At issue is whether the Employee Retirement Income Security Act would take precedence over the laws now on the books in about 40 states.
Attorney John Roberts, representing health insurer Rush Prudential HMO, argued the Illinois law gave patients something beyond the intent of Congress. Under the Illinois law, an independent external reviewer makes a decision, which is binding and final, he said , according to a Reuters report.
“Here, it’s a new decision-maker,” said Roberts during an hour of oral arguments in Washington, D.C. “He’s (the independent medical reviewer) deciding whether the denial of benefits was proper or not.’
The Illinois law, Roberts told the justices, “changes dramatically what the plan is going to provide.’

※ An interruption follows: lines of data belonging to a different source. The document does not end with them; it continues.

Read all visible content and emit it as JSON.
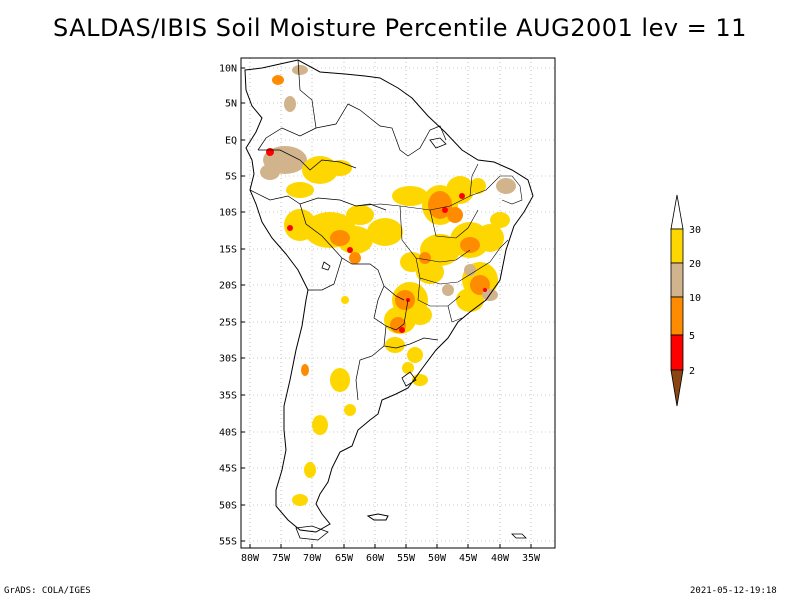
{
  "title": "SALDAS/IBIS Soil Moisture Percentile AUG2001 lev = 11",
  "map": {
    "lat_labels": [
      "10N",
      "5N",
      "EQ",
      "5S",
      "10S",
      "15S",
      "20S",
      "25S",
      "30S",
      "35S",
      "40S",
      "45S",
      "50S",
      "55S"
    ],
    "lon_labels": [
      "80W",
      "75W",
      "70W",
      "65W",
      "60W",
      "55W",
      "50W",
      "45W",
      "40W",
      "35W"
    ],
    "colors": {
      "land_outline": "#000000",
      "gridline": "#999999"
    }
  },
  "colorbar": {
    "labels": [
      "30",
      "20",
      "10",
      "5",
      "2"
    ],
    "colors": {
      "above_30": "#ffffff",
      "20_30": "#ffd700",
      "10_20": "#d2b48c",
      "5_10": "#ff8c00",
      "2_5": "#ff0000",
      "below_2": "#8b4513"
    }
  },
  "footer": {
    "left": "GrADS: COLA/IGES",
    "right": "2021-05-12-19:18"
  }
}
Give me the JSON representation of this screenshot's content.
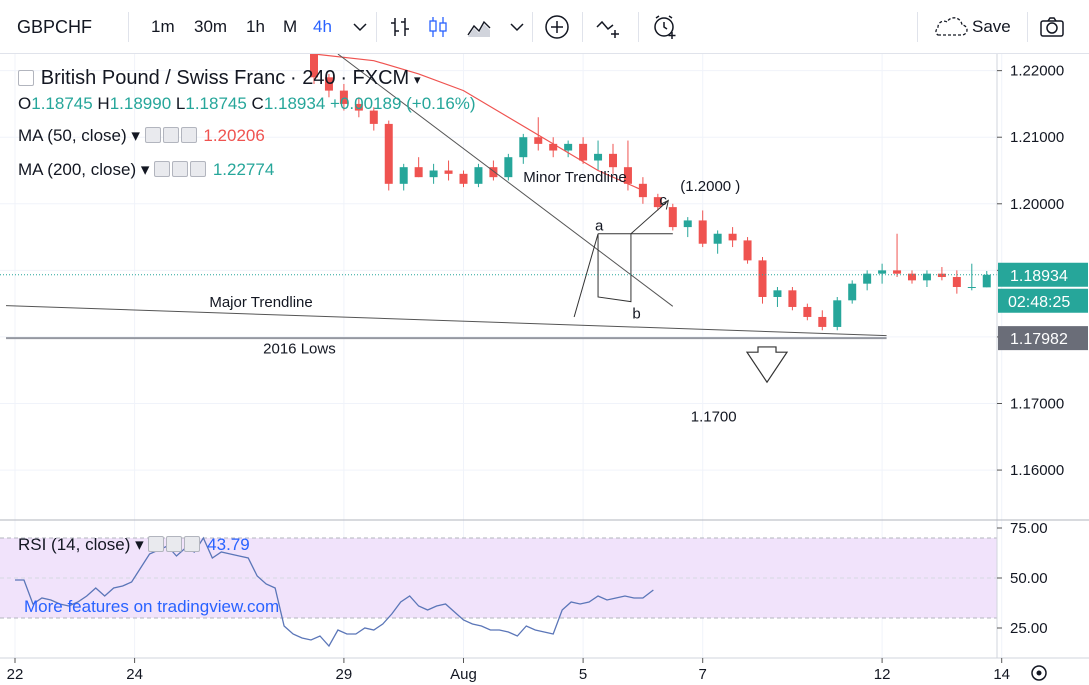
{
  "toolbar": {
    "symbol": "GBPCHF",
    "timeframes": [
      "1m",
      "30m",
      "1h",
      "M",
      "4h"
    ],
    "active_timeframe": "4h",
    "save_label": "Save"
  },
  "legend": {
    "title": "British Pound / Swiss Franc",
    "interval": "240",
    "source": "FXCM",
    "o_label": "O",
    "o_value": "1.18745",
    "h_label": "H",
    "h_value": "1.18990",
    "l_label": "L",
    "l_value": "1.18745",
    "c_label": "C",
    "c_value": "1.18934",
    "change": "+0.00189 (+0.16%)",
    "ma50_label": "MA (50, close)",
    "ma50_value": "1.20206",
    "ma200_label": "MA (200, close)",
    "ma200_value": "1.22774",
    "rsi_label": "RSI (14, close)",
    "rsi_value": "43.79"
  },
  "watermark": "More features on tradingview.com",
  "colors": {
    "up": "#26a69a",
    "down": "#ef5350",
    "ma50": "#ef5350",
    "rsi_line": "#5b76b8",
    "rsi_band": "#f1e3fb",
    "accent": "#2962ff"
  },
  "icons": [
    "bar-style-icon",
    "candle-style-icon",
    "area-style-icon",
    "indicators-icon",
    "compare-icon",
    "alert-icon",
    "cloud-save-icon",
    "camera-icon",
    "settings-icon"
  ],
  "chart_data": [
    {
      "type": "candlestick",
      "title": "British Pound / Swiss Franc · 240 · FXCM",
      "ylim": [
        1.1525,
        1.2225
      ],
      "y_ticks": [
        "1.22000",
        "1.21000",
        "1.20000",
        "1.19000",
        "1.18000",
        "1.17000",
        "1.16000"
      ],
      "x_ticks": [
        "22",
        "24",
        "29",
        "Aug",
        "5",
        "7",
        "12",
        "14"
      ],
      "x_tick_index": [
        0,
        8,
        22,
        30,
        38,
        46,
        58,
        66
      ],
      "candles": [
        [
          1.2225,
          1.2225,
          1.218,
          1.219
        ],
        [
          1.219,
          1.2195,
          1.216,
          1.217
        ],
        [
          1.217,
          1.218,
          1.214,
          1.215
        ],
        [
          1.215,
          1.216,
          1.213,
          1.214
        ],
        [
          1.214,
          1.2145,
          1.211,
          1.212
        ],
        [
          1.212,
          1.2125,
          1.202,
          1.203
        ],
        [
          1.203,
          1.206,
          1.202,
          1.2055
        ],
        [
          1.2055,
          1.207,
          1.204,
          1.204
        ],
        [
          1.204,
          1.206,
          1.203,
          1.205
        ],
        [
          1.205,
          1.2065,
          1.2035,
          1.2045
        ],
        [
          1.2045,
          1.205,
          1.2025,
          1.203
        ],
        [
          1.203,
          1.206,
          1.2025,
          1.2055
        ],
        [
          1.2055,
          1.2065,
          1.2035,
          1.204
        ],
        [
          1.204,
          1.2075,
          1.2035,
          1.207
        ],
        [
          1.207,
          1.2105,
          1.206,
          1.21
        ],
        [
          1.21,
          1.213,
          1.208,
          1.209
        ],
        [
          1.209,
          1.21,
          1.207,
          1.208
        ],
        [
          1.208,
          1.2095,
          1.207,
          1.209
        ],
        [
          1.209,
          1.21,
          1.206,
          1.2065
        ],
        [
          1.2065,
          1.2095,
          1.205,
          1.2075
        ],
        [
          1.2075,
          1.209,
          1.2045,
          1.2055
        ],
        [
          1.2055,
          1.2095,
          1.202,
          1.203
        ],
        [
          1.203,
          1.204,
          1.2,
          1.201
        ],
        [
          1.201,
          1.2015,
          1.199,
          1.1995
        ],
        [
          1.1995,
          1.2,
          1.196,
          1.1965
        ],
        [
          1.1965,
          1.198,
          1.195,
          1.1975
        ],
        [
          1.1975,
          1.199,
          1.1935,
          1.194
        ],
        [
          1.194,
          1.196,
          1.1925,
          1.1955
        ],
        [
          1.1955,
          1.1965,
          1.1935,
          1.1945
        ],
        [
          1.1945,
          1.195,
          1.191,
          1.1915
        ],
        [
          1.1915,
          1.192,
          1.185,
          1.186
        ],
        [
          1.186,
          1.1875,
          1.1845,
          1.187
        ],
        [
          1.187,
          1.1875,
          1.184,
          1.1845
        ],
        [
          1.1845,
          1.185,
          1.1825,
          1.183
        ],
        [
          1.183,
          1.184,
          1.181,
          1.1815
        ],
        [
          1.1815,
          1.186,
          1.181,
          1.1855
        ],
        [
          1.1855,
          1.1885,
          1.185,
          1.188
        ],
        [
          1.188,
          1.19,
          1.187,
          1.1895
        ],
        [
          1.1895,
          1.191,
          1.188,
          1.19
        ],
        [
          1.19,
          1.1955,
          1.189,
          1.1895
        ],
        [
          1.1895,
          1.19,
          1.188,
          1.1885
        ],
        [
          1.1885,
          1.19,
          1.1875,
          1.1895
        ],
        [
          1.1895,
          1.1905,
          1.1885,
          1.189
        ],
        [
          1.189,
          1.19,
          1.1865,
          1.1875
        ],
        [
          1.1875,
          1.191,
          1.187,
          1.1875
        ],
        [
          1.18745,
          1.1899,
          1.18745,
          1.18934
        ]
      ],
      "series": [
        {
          "name": "MA (50, close)",
          "points": [
            [
              20,
              1.2225
            ],
            [
              24,
              1.2215
            ],
            [
              27,
              1.2195
            ],
            [
              30,
              1.217
            ],
            [
              33,
              1.213
            ],
            [
              36,
              1.209
            ],
            [
              39,
              1.205
            ],
            [
              42,
              1.202
            ]
          ]
        }
      ],
      "annotations": [
        {
          "text": "Minor Trendline",
          "x": 34,
          "y": 1.2033
        },
        {
          "text": "Major Trendline",
          "x": 13,
          "y": 1.1845
        },
        {
          "text": "2016 Lows",
          "x": 16.6,
          "y": 1.1775
        },
        {
          "text": "a",
          "x": 38.8,
          "y": 1.196
        },
        {
          "text": "b",
          "x": 41.3,
          "y": 1.1828
        },
        {
          "text": "c",
          "x": 43.1,
          "y": 1.1998
        },
        {
          "text": "(1.2000 )",
          "x": 44.5,
          "y": 1.2019
        },
        {
          "text": "1.1700",
          "x": 45.2,
          "y": 1.1673
        }
      ],
      "trendlines": [
        {
          "name": "Minor Trendline",
          "from": [
            21.6,
            1.2225
          ],
          "to": [
            44,
            1.1846
          ]
        },
        {
          "name": "Major Trendline",
          "from": [
            -0.6,
            1.1847
          ],
          "to": [
            58.3,
            1.1802
          ]
        },
        {
          "name": "2016 Lows",
          "from": [
            -0.6,
            1.17982
          ],
          "to": [
            58.3,
            1.17982
          ]
        }
      ],
      "wave": [
        [
          37.4,
          1.183
        ],
        [
          39.0,
          1.1955
        ],
        [
          39.0,
          1.186
        ],
        [
          41.2,
          1.1853
        ],
        [
          41.2,
          1.1955
        ],
        [
          43.7,
          1.2005
        ]
      ],
      "target_level": {
        "from": [
          39,
          1.1955
        ],
        "to": [
          44,
          1.1955
        ]
      },
      "last_price": "1.18934",
      "countdown": "02:48:25",
      "level_label": "1.17982"
    },
    {
      "type": "line",
      "title": "RSI (14, close)",
      "ylim": [
        10,
        79
      ],
      "y_ticks": [
        "75.00",
        "50.00",
        "25.00"
      ],
      "band": [
        30,
        70
      ],
      "series": [
        {
          "name": "RSI (14, close)",
          "values": [
            49,
            49,
            37,
            40,
            39,
            37,
            36,
            38,
            41,
            45,
            41,
            45,
            46,
            48,
            55,
            62,
            64,
            66,
            61,
            65,
            63,
            70,
            60,
            63,
            62,
            61,
            60,
            51,
            47,
            45,
            26,
            22,
            20,
            19,
            21,
            16,
            24,
            22,
            22,
            25,
            24,
            27,
            32,
            38,
            41,
            36,
            34,
            36,
            37,
            33,
            29,
            27,
            26,
            24,
            24,
            23,
            21,
            26,
            24,
            23,
            22,
            34,
            38,
            37,
            38,
            41,
            39,
            40,
            41,
            40,
            40,
            44
          ]
        },
        {
          "name": "x_index_map",
          "values": [
            0,
            0.6,
            1.2,
            1.8,
            2.4,
            3,
            3.6,
            4.2,
            4.8,
            5.4,
            6,
            6.6,
            7.2,
            7.8,
            8.4,
            9,
            9.6,
            10.2,
            10.8,
            11.4,
            12,
            12.6,
            13.2,
            13.8,
            14.4,
            15,
            15.6,
            16.2,
            16.8,
            17.4,
            18,
            18.6,
            19.2,
            19.8,
            20.4,
            21,
            21.6,
            22.2,
            22.8,
            23.4,
            24,
            24.6,
            25.2,
            25.8,
            26.4,
            27,
            27.6,
            28.2,
            28.8,
            29.4,
            30,
            30.6,
            31.2,
            31.8,
            32.4,
            33,
            33.6,
            34.2,
            34.8,
            35.4,
            36,
            36.6,
            37.2,
            37.8,
            38.4,
            39,
            39.6,
            40.2,
            40.8,
            41.4,
            42,
            42.7
          ]
        }
      ]
    }
  ]
}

On the other hand, plaintiff Debra Moran’s lawyer, Daniel Albers, said the Illinois law operates independently of ERISA.
But Justice Antonin Scalia questioned whether the state would substitute a new system in deciding whether Moran received the treatment she was supposed to.
Justice Department lawyer Edwin Kneedler supported Albers. He called independent reviews “a very familiar sort of approach,’ similar to getting a second opinion by another doctor.

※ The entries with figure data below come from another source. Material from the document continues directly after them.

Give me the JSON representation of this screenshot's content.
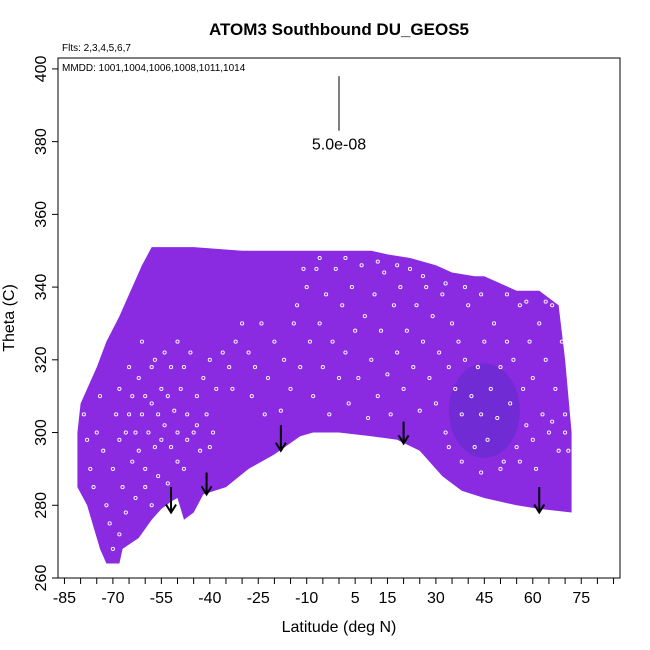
{
  "chart_data": {
    "type": "heatmap",
    "title": "ATOM3 Southbound DU_GEOS5",
    "flights_note": "Flts: 2,3,4,5,6,7",
    "dates_note": "MMDD: 1001,1004,1006,1008,1011,1014",
    "xlabel": "Latitude (deg N)",
    "ylabel": "Theta (C)",
    "xlim": [
      -87,
      87
    ],
    "ylim": [
      260,
      403
    ],
    "x_ticks": [
      -85,
      -70,
      -55,
      -40,
      -25,
      -10,
      5,
      15,
      30,
      45,
      60,
      75
    ],
    "x_tick_labels": [
      "-85",
      "-70",
      "-55",
      "-40",
      "-25",
      "-10",
      "5",
      "15",
      "30",
      "45",
      "60",
      "75"
    ],
    "y_ticks": [
      260,
      280,
      300,
      320,
      340,
      360,
      380,
      400
    ],
    "y_tick_labels": [
      "260",
      "280",
      "300",
      "320",
      "340",
      "360",
      "380",
      "400"
    ],
    "scale_bar": {
      "label": "5.0e-08",
      "x": 0,
      "y_top": 398,
      "y_bottom": 383
    },
    "field_color": "#8a2be2",
    "field_color_dark": "#5d2cc8",
    "point_color": "#ffffff",
    "field_bottom": [
      [
        -78,
        280
      ],
      [
        -74,
        268
      ],
      [
        -72,
        264
      ],
      [
        -68,
        264
      ],
      [
        -67,
        268
      ],
      [
        -62,
        271
      ],
      [
        -58,
        276
      ],
      [
        -55,
        279
      ],
      [
        -52,
        281
      ],
      [
        -50,
        282
      ],
      [
        -48,
        276
      ],
      [
        -45,
        278
      ],
      [
        -42,
        283
      ],
      [
        -35,
        285
      ],
      [
        -28,
        290
      ],
      [
        -20,
        294
      ],
      [
        -12,
        299
      ],
      [
        -8,
        300
      ],
      [
        0,
        300
      ],
      [
        10,
        299
      ],
      [
        18,
        298
      ],
      [
        25,
        295
      ],
      [
        32,
        288
      ],
      [
        38,
        284
      ],
      [
        45,
        282
      ],
      [
        55,
        280
      ],
      [
        62,
        279
      ],
      [
        72,
        278
      ]
    ],
    "field_top": [
      [
        72,
        280
      ],
      [
        72,
        300
      ],
      [
        70,
        320
      ],
      [
        68,
        335
      ],
      [
        62,
        339
      ],
      [
        55,
        339
      ],
      [
        50,
        341
      ],
      [
        45,
        343
      ],
      [
        42,
        343
      ],
      [
        35,
        344
      ],
      [
        30,
        346
      ],
      [
        22,
        348
      ],
      [
        15,
        349
      ],
      [
        10,
        350
      ],
      [
        5,
        350
      ],
      [
        -10,
        350
      ],
      [
        -20,
        350
      ],
      [
        -30,
        350
      ],
      [
        -45,
        351
      ],
      [
        -52,
        351
      ],
      [
        -58,
        351
      ],
      [
        -61,
        346
      ],
      [
        -64,
        340
      ],
      [
        -68,
        332
      ],
      [
        -72,
        325
      ],
      [
        -75,
        318
      ],
      [
        -78,
        312
      ],
      [
        -80,
        308
      ],
      [
        -81,
        300
      ],
      [
        -81,
        285
      ]
    ],
    "dark_region": {
      "x": 45,
      "y": 306,
      "rx": 11,
      "ry": 13
    },
    "arrows": [
      {
        "x": -52,
        "y_top": 285,
        "y_bottom": 278
      },
      {
        "x": -41,
        "y_top": 289,
        "y_bottom": 283
      },
      {
        "x": -18,
        "y_top": 302,
        "y_bottom": 295
      },
      {
        "x": 20,
        "y_top": 303,
        "y_bottom": 297
      },
      {
        "x": 62,
        "y_top": 285,
        "y_bottom": 278
      }
    ],
    "points": [
      [
        -79,
        305
      ],
      [
        -78,
        298
      ],
      [
        -77,
        290
      ],
      [
        -76,
        285
      ],
      [
        -75,
        300
      ],
      [
        -74,
        310
      ],
      [
        -73,
        295
      ],
      [
        -72,
        280
      ],
      [
        -71,
        275
      ],
      [
        -70,
        290
      ],
      [
        -69,
        305
      ],
      [
        -68,
        312
      ],
      [
        -68,
        298
      ],
      [
        -67,
        285
      ],
      [
        -66,
        300
      ],
      [
        -65,
        318
      ],
      [
        -65,
        305
      ],
      [
        -64,
        292
      ],
      [
        -64,
        310
      ],
      [
        -63,
        300
      ],
      [
        -62,
        315
      ],
      [
        -62,
        295
      ],
      [
        -61,
        325
      ],
      [
        -61,
        305
      ],
      [
        -60,
        310
      ],
      [
        -60,
        290
      ],
      [
        -59,
        300
      ],
      [
        -58,
        318
      ],
      [
        -58,
        308
      ],
      [
        -57,
        296
      ],
      [
        -57,
        320
      ],
      [
        -56,
        305
      ],
      [
        -55,
        312
      ],
      [
        -55,
        298
      ],
      [
        -54,
        322
      ],
      [
        -54,
        302
      ],
      [
        -53,
        310
      ],
      [
        -52,
        296
      ],
      [
        -52,
        318
      ],
      [
        -51,
        306
      ],
      [
        -50,
        325
      ],
      [
        -50,
        300
      ],
      [
        -49,
        312
      ],
      [
        -48,
        290
      ],
      [
        -48,
        318
      ],
      [
        -47,
        305
      ],
      [
        -46,
        322
      ],
      [
        -45,
        300
      ],
      [
        -44,
        310
      ],
      [
        -43,
        295
      ],
      [
        -42,
        315
      ],
      [
        -41,
        305
      ],
      [
        -40,
        320
      ],
      [
        -39,
        300
      ],
      [
        -38,
        312
      ],
      [
        -36,
        322
      ],
      [
        -34,
        318
      ],
      [
        -32,
        325
      ],
      [
        -30,
        330
      ],
      [
        -28,
        322
      ],
      [
        -26,
        318
      ],
      [
        -24,
        330
      ],
      [
        -22,
        315
      ],
      [
        -20,
        325
      ],
      [
        -18,
        306
      ],
      [
        -17,
        320
      ],
      [
        -15,
        312
      ],
      [
        -13,
        335
      ],
      [
        -12,
        318
      ],
      [
        -10,
        340
      ],
      [
        -9,
        325
      ],
      [
        -8,
        310
      ],
      [
        -7,
        345
      ],
      [
        -6,
        330
      ],
      [
        -5,
        318
      ],
      [
        -4,
        338
      ],
      [
        -3,
        305
      ],
      [
        -2,
        325
      ],
      [
        -1,
        345
      ],
      [
        0,
        315
      ],
      [
        1,
        335
      ],
      [
        2,
        322
      ],
      [
        3,
        308
      ],
      [
        4,
        340
      ],
      [
        5,
        328
      ],
      [
        6,
        315
      ],
      [
        7,
        346
      ],
      [
        8,
        332
      ],
      [
        9,
        304
      ],
      [
        10,
        320
      ],
      [
        11,
        338
      ],
      [
        12,
        310
      ],
      [
        13,
        328
      ],
      [
        14,
        344
      ],
      [
        15,
        316
      ],
      [
        16,
        305
      ],
      [
        17,
        335
      ],
      [
        18,
        322
      ],
      [
        19,
        340
      ],
      [
        20,
        312
      ],
      [
        21,
        328
      ],
      [
        22,
        345
      ],
      [
        23,
        318
      ],
      [
        24,
        335
      ],
      [
        25,
        306
      ],
      [
        26,
        325
      ],
      [
        27,
        340
      ],
      [
        28,
        315
      ],
      [
        29,
        332
      ],
      [
        30,
        308
      ],
      [
        31,
        322
      ],
      [
        32,
        338
      ],
      [
        33,
        300
      ],
      [
        34,
        318
      ],
      [
        35,
        330
      ],
      [
        36,
        312
      ],
      [
        37,
        325
      ],
      [
        38,
        305
      ],
      [
        39,
        320
      ],
      [
        40,
        335
      ],
      [
        41,
        310
      ],
      [
        42,
        296
      ],
      [
        43,
        318
      ],
      [
        44,
        305
      ],
      [
        45,
        325
      ],
      [
        46,
        298
      ],
      [
        47,
        312
      ],
      [
        48,
        330
      ],
      [
        49,
        304
      ],
      [
        50,
        318
      ],
      [
        51,
        292
      ],
      [
        52,
        325
      ],
      [
        53,
        308
      ],
      [
        54,
        320
      ],
      [
        55,
        296
      ],
      [
        56,
        335
      ],
      [
        57,
        312
      ],
      [
        58,
        302
      ],
      [
        59,
        325
      ],
      [
        60,
        315
      ],
      [
        61,
        290
      ],
      [
        62,
        330
      ],
      [
        63,
        305
      ],
      [
        64,
        320
      ],
      [
        65,
        300
      ],
      [
        66,
        335
      ],
      [
        67,
        312
      ],
      [
        68,
        295
      ],
      [
        69,
        325
      ],
      [
        70,
        305
      ],
      [
        71,
        318
      ],
      [
        71,
        295
      ],
      [
        -70,
        268
      ],
      [
        -68,
        272
      ],
      [
        -66,
        278
      ],
      [
        -63,
        282
      ],
      [
        -60,
        285
      ],
      [
        -58,
        280
      ],
      [
        -56,
        288
      ],
      [
        -53,
        286
      ],
      [
        -50,
        292
      ],
      [
        -47,
        298
      ],
      [
        -44,
        302
      ],
      [
        -40,
        296
      ],
      [
        -33,
        312
      ],
      [
        -27,
        310
      ],
      [
        -23,
        305
      ],
      [
        -14,
        330
      ],
      [
        -11,
        345
      ],
      [
        -6,
        348
      ],
      [
        2,
        348
      ],
      [
        12,
        347
      ],
      [
        18,
        346
      ],
      [
        26,
        343
      ],
      [
        33,
        341
      ],
      [
        39,
        340
      ],
      [
        44,
        338
      ],
      [
        52,
        338
      ],
      [
        58,
        336
      ],
      [
        64,
        336
      ],
      [
        34,
        296
      ],
      [
        38,
        292
      ],
      [
        44,
        289
      ],
      [
        50,
        290
      ],
      [
        56,
        292
      ],
      [
        60,
        298
      ],
      [
        66,
        303
      ],
      [
        70,
        300
      ]
    ]
  }
}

In the case before the high court, Moran sued her insurer, Rush Prudential HMO, after it refused to pay for Moran’s shoulder operation because he doctor wasn’t in Rush’s plan.
Moran sought an independent review of her condition by an outside specialist under the Illinois HMO Act. The physician said the surgery was medically necessary. WellPoint Health Networks Inc. bought the Rush health plan in 2000.
A U.S. appeals court in Chicago ruled the external review provisions were not preempted by ERISA — a position taken by the U.S. Labor Department The justices could issue their ruling as early as this spring.